On Tuesday, the Minnesota House Education Policy Committee passed a bill that would suspend the implementation of the controversial 2021 K-12 social studies standards and repeal the ethnic studies mandates enacted in 2023. Districts would continue teaching the social studies standards they currently are using that were adopted in 2012 until scheduled revisions set for 2030.

HF 29, sponsored by Rep. Ron Kresha (R-Little Falls), was sent to the House Education Finance Committee on a 7-6 party-line vote. Oral testifiers included American Experiment’s Katherine Kersten, who has well documented over the years how this version of ethnic studies — “liberated” ethnic studies — is rooted in identity-based ideology and race essentialist curricula.
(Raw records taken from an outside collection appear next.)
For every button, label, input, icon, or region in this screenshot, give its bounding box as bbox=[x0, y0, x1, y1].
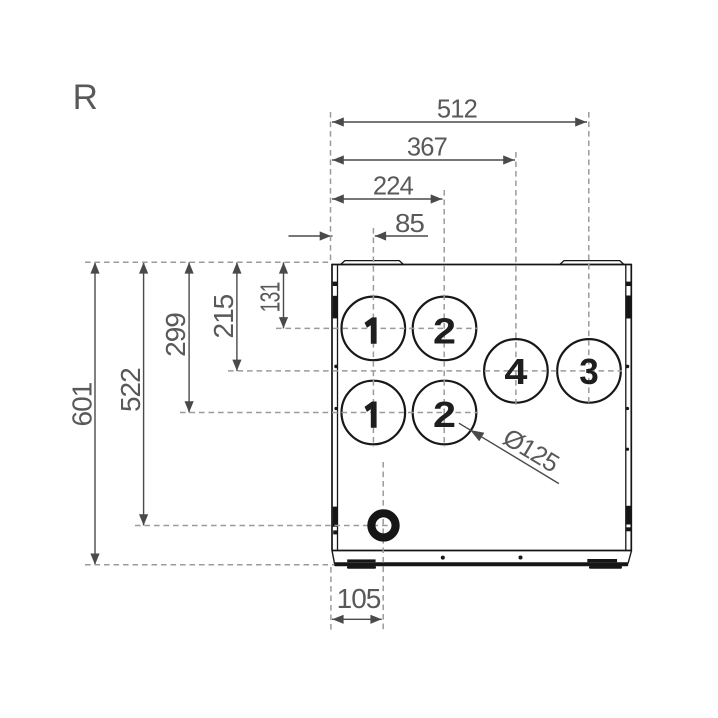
svg-text:3: 3 bbox=[579, 351, 599, 392]
svg-text:4: 4 bbox=[504, 351, 527, 392]
svg-text:2: 2 bbox=[433, 394, 456, 435]
svg-text:601: 601 bbox=[67, 382, 98, 426]
svg-text:367: 367 bbox=[407, 134, 447, 162]
svg-text:224: 224 bbox=[373, 173, 414, 201]
svg-text:215: 215 bbox=[208, 294, 239, 338]
svg-text:R: R bbox=[73, 78, 97, 117]
svg-text:512: 512 bbox=[437, 96, 477, 124]
svg-text:522: 522 bbox=[115, 368, 146, 412]
svg-text:299: 299 bbox=[160, 313, 191, 357]
svg-text:85: 85 bbox=[395, 210, 425, 238]
svg-text:105: 105 bbox=[337, 583, 381, 614]
svg-text:2: 2 bbox=[433, 310, 456, 351]
svg-text:131: 131 bbox=[255, 282, 286, 312]
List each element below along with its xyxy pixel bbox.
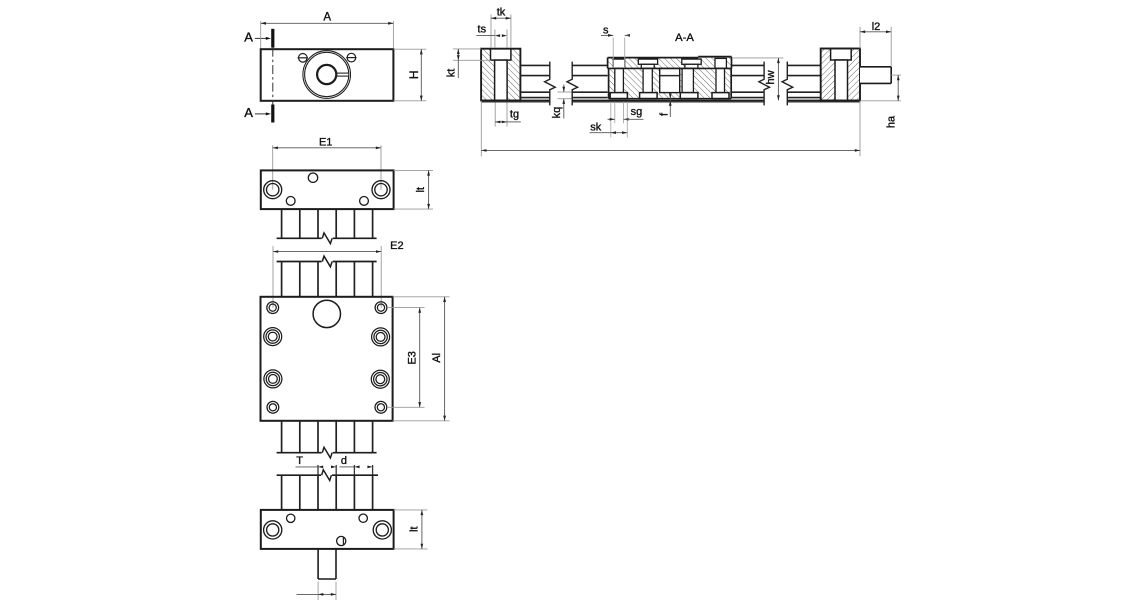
dim f line <box>669 93 671 117</box>
view4 small hole left <box>287 514 295 522</box>
view1 screw right <box>347 53 356 62</box>
carriage body bottom line <box>609 98 732 100</box>
tray bottom line <box>481 101 550 103</box>
dim E3 extension lines <box>387 307 425 309</box>
view2 hole left inner <box>267 184 279 196</box>
tray top line <box>481 100 550 102</box>
view4 drive shaft <box>317 549 319 579</box>
dim l2 extension lines <box>859 27 861 49</box>
dim E2 extension lines <box>272 246 274 308</box>
body channel 2 <box>643 68 652 92</box>
view4 hole left outer <box>264 521 282 539</box>
belt row1 bottom line <box>277 237 322 239</box>
view2 block outline <box>261 170 394 209</box>
svg-text:tk: tk <box>497 6 506 18</box>
dim tk extension lines <box>490 15 492 49</box>
view1 clamp slit <box>336 72 349 74</box>
dim T arrows <box>318 466 323 469</box>
dim s line <box>601 34 613 36</box>
break mark right gap 2 <box>782 62 793 106</box>
svg-text:ts: ts <box>478 24 487 36</box>
dim sk line <box>590 132 611 134</box>
dim E1 extension lines <box>272 145 274 190</box>
view4 dim lt extension lines <box>394 509 428 511</box>
overall dim line <box>481 149 860 151</box>
plate T-slot 3 wide <box>682 59 701 64</box>
body center cavity <box>660 68 680 92</box>
view4 small hole bottom-center <box>337 536 346 545</box>
dim E3 line <box>419 308 421 408</box>
dim T leader <box>296 466 319 468</box>
dim l2 line <box>860 31 891 33</box>
drive shaft <box>860 67 891 84</box>
svg-text:ha: ha <box>885 115 897 128</box>
belt teeth row2 <box>281 262 283 297</box>
carriage foot 2 <box>640 93 658 99</box>
view4 hole right outer <box>373 521 391 539</box>
carriage left edge <box>607 58 609 69</box>
carriage washer hole top-right <box>372 328 390 346</box>
dim sg line <box>608 118 615 120</box>
dim d arrows <box>354 466 359 469</box>
plate T-slot 3 narrow <box>685 64 698 68</box>
dim d leader <box>340 466 355 468</box>
carriage washer hole top-left <box>264 328 282 346</box>
view2 dim lt line <box>428 170 430 209</box>
body channel 3 <box>682 68 693 92</box>
carriage corner hole TL <box>267 302 279 314</box>
belt row2 break mark <box>322 256 332 267</box>
dim H extension lines <box>393 48 426 50</box>
belt rails segment L2 <box>572 64 607 66</box>
view4 dim lt line <box>421 510 423 549</box>
plate T-slot 2 narrow <box>641 64 654 68</box>
svg-text:tg: tg <box>510 109 519 121</box>
view4 shaft dim line <box>297 593 319 595</box>
view1 screw left <box>299 54 308 63</box>
belt row3 break mark <box>322 447 332 458</box>
svg-text:kq: kq <box>551 107 563 119</box>
plate T-slot 2 wide <box>638 59 657 64</box>
view1 bore circle <box>317 65 336 84</box>
view2 hole right inner <box>375 184 387 196</box>
dim hw line <box>777 58 779 101</box>
dim kq line <box>563 85 565 93</box>
belt rails segment L1 <box>520 64 549 66</box>
svg-text:A-A: A-A <box>675 32 694 44</box>
svg-text:lt: lt <box>409 526 421 532</box>
dim Al extension lines <box>393 296 450 298</box>
dim T extension teeth <box>317 465 319 475</box>
view2 small hole right <box>360 197 369 206</box>
dim kt extension lines <box>453 48 481 50</box>
svg-text:T: T <box>296 455 303 467</box>
carriage corner hole TR <box>375 302 387 314</box>
belt row2 top line <box>277 261 322 263</box>
carriage washer hole bottom-right <box>371 370 389 388</box>
dim d extension teeth <box>353 465 355 475</box>
view4 shaft dim extension lines <box>317 582 319 600</box>
belt row1 break mark <box>322 233 332 244</box>
dim Al line <box>444 297 446 421</box>
svg-text:A: A <box>323 12 331 24</box>
kq measured lines <box>558 91 572 93</box>
svg-text:s: s <box>603 25 609 37</box>
svg-text:A: A <box>244 30 253 45</box>
body channel 1 <box>615 68 624 92</box>
left block wide slot <box>491 49 511 60</box>
dim A extension lines <box>260 21 262 48</box>
dim tg extension lines <box>494 101 496 127</box>
dim H line <box>420 49 422 101</box>
section mark bottom arrow <box>255 113 267 115</box>
dim tg line <box>495 121 507 123</box>
svg-text:sg: sg <box>631 106 643 118</box>
overall dim extension lines <box>480 101 482 157</box>
carriage plate bottom line <box>608 67 732 69</box>
carriage body hatch <box>609 68 732 98</box>
carriage corner hole BL <box>267 401 279 413</box>
break mark left gap 1 <box>545 62 556 106</box>
carriage foot 4 <box>712 93 729 99</box>
view4 small hole right <box>359 514 367 522</box>
svg-text:lt: lt <box>415 187 427 193</box>
view4 hole right inner <box>376 524 388 536</box>
view2 hole right outer <box>372 181 390 199</box>
carriage corner hole BR <box>375 401 387 413</box>
carriage bore circle <box>313 300 340 327</box>
dim ts line <box>476 35 495 37</box>
dim hw extension line <box>733 57 783 59</box>
section mark bottom bar <box>271 105 274 123</box>
svg-text:kt: kt <box>445 69 457 78</box>
view2 dim lt extension lines <box>394 169 433 171</box>
belt line through cavity <box>660 75 680 77</box>
dim s extension lines <box>612 38 614 69</box>
dim ha extension lines <box>891 74 901 76</box>
belt row4 break mark <box>322 470 332 481</box>
section mark top arrow <box>255 37 267 39</box>
break mark right gap 1 <box>759 62 770 106</box>
dim ha line <box>897 75 899 101</box>
svg-text:l2: l2 <box>872 21 881 33</box>
carriage foot 1 <box>610 93 627 99</box>
svg-text:E2: E2 <box>390 240 403 252</box>
belt teeth row3 <box>281 421 283 453</box>
carriage plate hatch <box>608 58 732 69</box>
dim kt line <box>457 49 459 78</box>
dim A line <box>261 22 394 24</box>
left block outline <box>481 49 520 101</box>
view1 end-block outline <box>261 49 394 101</box>
right block hatch <box>821 49 860 101</box>
carriage plate top line <box>608 57 699 59</box>
belt row3 bottom line <box>277 452 322 454</box>
view2 small hole left <box>286 197 295 206</box>
body channel 4 <box>716 68 725 92</box>
svg-text:d: d <box>341 455 347 467</box>
break mark left gap 2 <box>567 62 578 106</box>
svg-text:hw: hw <box>765 70 777 84</box>
svg-text:E3: E3 <box>407 351 419 364</box>
svg-text:sk: sk <box>590 122 602 134</box>
left block hatch <box>481 49 520 101</box>
svg-text:A: A <box>244 105 253 120</box>
view1 clamp ring outer circle <box>303 51 351 99</box>
view2 hole left outer <box>264 181 282 199</box>
section mark top bar <box>271 29 274 48</box>
view4 hole left inner <box>267 524 279 536</box>
view2 small hole top-center <box>308 173 317 182</box>
dim E2 line <box>273 251 381 253</box>
right block narrow slot <box>835 60 848 101</box>
dim sk sg extension lines <box>610 102 612 138</box>
svg-text:E1: E1 <box>319 137 332 149</box>
right block outline <box>821 49 860 101</box>
svg-text:Al: Al <box>431 353 443 363</box>
carriage right edge <box>731 57 733 69</box>
svg-text:H: H <box>407 70 421 79</box>
right block wide slot <box>831 49 852 61</box>
belt teeth row4 <box>281 475 283 510</box>
view1 clamp ring inner circle <box>305 52 349 96</box>
left block narrow slot <box>495 60 508 100</box>
belt teeth row1 <box>281 209 283 238</box>
belt rails segment R2 <box>787 64 820 66</box>
belt rails segment R1 <box>732 64 765 66</box>
dim E1 line <box>273 147 381 149</box>
dim tk line <box>491 17 511 19</box>
view4 block outline <box>261 510 394 549</box>
carriage outline <box>261 297 393 421</box>
plate slot right <box>715 58 726 68</box>
plate slot s <box>613 59 625 68</box>
view1 section cut line A-A (dash-dot) <box>272 48 274 105</box>
dim ts extension lines <box>494 30 496 49</box>
belt row4 top line <box>277 474 321 476</box>
carriage foot 3 <box>680 93 698 99</box>
carriage washer hole bottom-left <box>264 370 282 388</box>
There were a number of other powerful testifiers in support of the bill, including attorney and mom-of-three Kofi Montzka.

Those opposed to the bill include Education for Liberation Minnesota, or EdLib MN, a group that aims to “be a political force” in Minnesota and “contend with the status quo of colonial education that prioritizes Eurocentric curricula.”

Its written testimony opposing HF 29 stated that the social studies standards and ethnic studies requirements “were not created out of thin air by a small special interest group.”

Yet, the group’s website specifically states that in 2020 “the decision was made to pack the MN social studies revision committee, led by the MN Department of Education (MDE)” and “hav[e] EdLibMN members on the state social studies revision committee” to “demand that Ethnic Studies be included in social studies curricula.”

Starting in 2020, Education for Liberation Minnesota and its ideological allies, who dominated the state’s social studies standards drafting committee, made liberated ethnic studies a top priority.

EdLib MN is the only state chapter of its national arm, the Education for Liberation Network. The name and concept of “Education for Liberation” are drawn from the ideology of Brazilian Paulo Freire, author of Pedagogy of the Oppressed published in 1968. As my colleague Katherine Kersten explains:

Freire maintained that education’s purpose is not to pass on knowledge, but to build revolutionary consciousness among the “oppressed” to achieve “liberation” by overthrowing the system. For decades, his book has been one of the most widely assigned texts in many colleges of education.

Brian Lozenski — a Minnesota professor, founding organizer of EdLib MN, board member of the Education for Liberation Network, and key leader on the Minnesota ethnic studies initiatives — has also called for overthrowing the system, the U.S. government.

So, yes, the social studies standards and ethnic studies requirements were created by special interests, and these efforts were largely driven by EdLib MN themselves with the backing of MDE.

And who empowered these political advocacy groups and gave them the platform to get these products entrenched throughout our K-12 education system? The Minnesota Legislature.

Minnesota policymakers carried the legislation laced with critical social justice ideology, authorized statewide regulation to impose these ideologically-driven ideas, and included funding, contracts, and grants to aligned third parties.

They have an obligation to fix it, and it starts with HF 29.